Jihan Yang, a leading emerging voice in multimodal artificial intelligence, is advancing the frontier of machine learning as a postdoctoral associate at New York University’s Courant Institute of Mathematical Sciences. Working with Professor Saining Xie, Yang focuses on developing next-generation Multimodal Large Language Models (MLLMs) capable of reasoning across vision, language, and time—an area widely seen as critical to the future of general-purpose AI systems. His recent work explores how AI can better understand spatial environments, long-form video, and real-world contexts, positioning him at the center of efforts to build more grounded and intelligent models.
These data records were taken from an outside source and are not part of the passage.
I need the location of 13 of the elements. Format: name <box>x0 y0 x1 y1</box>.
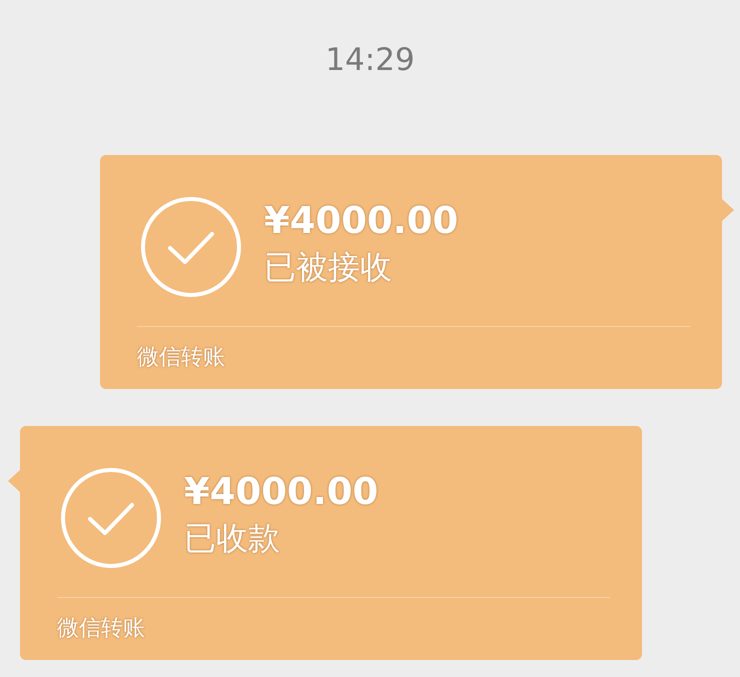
transfer-status: 已收款 <box>184 518 281 558</box>
transfer-source-label: 微信转账 <box>137 344 225 372</box>
transfer-card[interactable]: ¥4000.00 已收款 微信转账 <box>20 426 642 660</box>
transfer-source-label: 微信转账 <box>57 615 145 643</box>
message-time: 14:29 <box>325 41 415 80</box>
transfer-status: 已被接收 <box>264 247 393 287</box>
check-circle-icon <box>60 467 162 569</box>
bubble-tail <box>722 199 734 221</box>
transfer-card[interactable]: ¥4000.00 已被接收 微信转账 <box>100 155 722 389</box>
bubble-tail <box>8 470 20 492</box>
transfer-amount: ¥4000.00 <box>184 470 378 514</box>
transfer-amount: ¥4000.00 <box>264 199 458 243</box>
check-circle-icon <box>140 196 242 298</box>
Yang’s research has rapidly gained traction within the academic community, with publications at top-tier conferences including CVPR, NeurIPS, ICML, ECCV, and ICLR. His projects, such as *Thinking in Space* and the *Cambrian* series, examine how models can construct, retain, and manipulate spatial representations—pushing beyond static image understanding toward dynamic, environment-aware intelligence. In parallel, his work on unified tokenization and post-training methods reflects a broader ambition: to create scalable architectures that integrate perception and reasoning into cohesive systems. This body of work places him among a new generation of researchers redefining the capabilities of foundation models.
Before joining NYU, Yang completed his PhD at the University of Hong Kong, where he built a strong track record in 3D vision and domain adaptation under Professor Xiaojuan Qi. His earlier contributions addressed key challenges in object detection, semantic segmentation, and sim-to-real transfer, forming the technical foundation for his current research. He also gained industry experience through research roles at Tencent, SenseTime, and YITU Technology, bridging academic innovation with real-world applications. As interest in multimodal AI accelerates globally, Yang’s work highlights the shift toward systems that can see, reason, and act—marking a significant step toward more capable and general AI.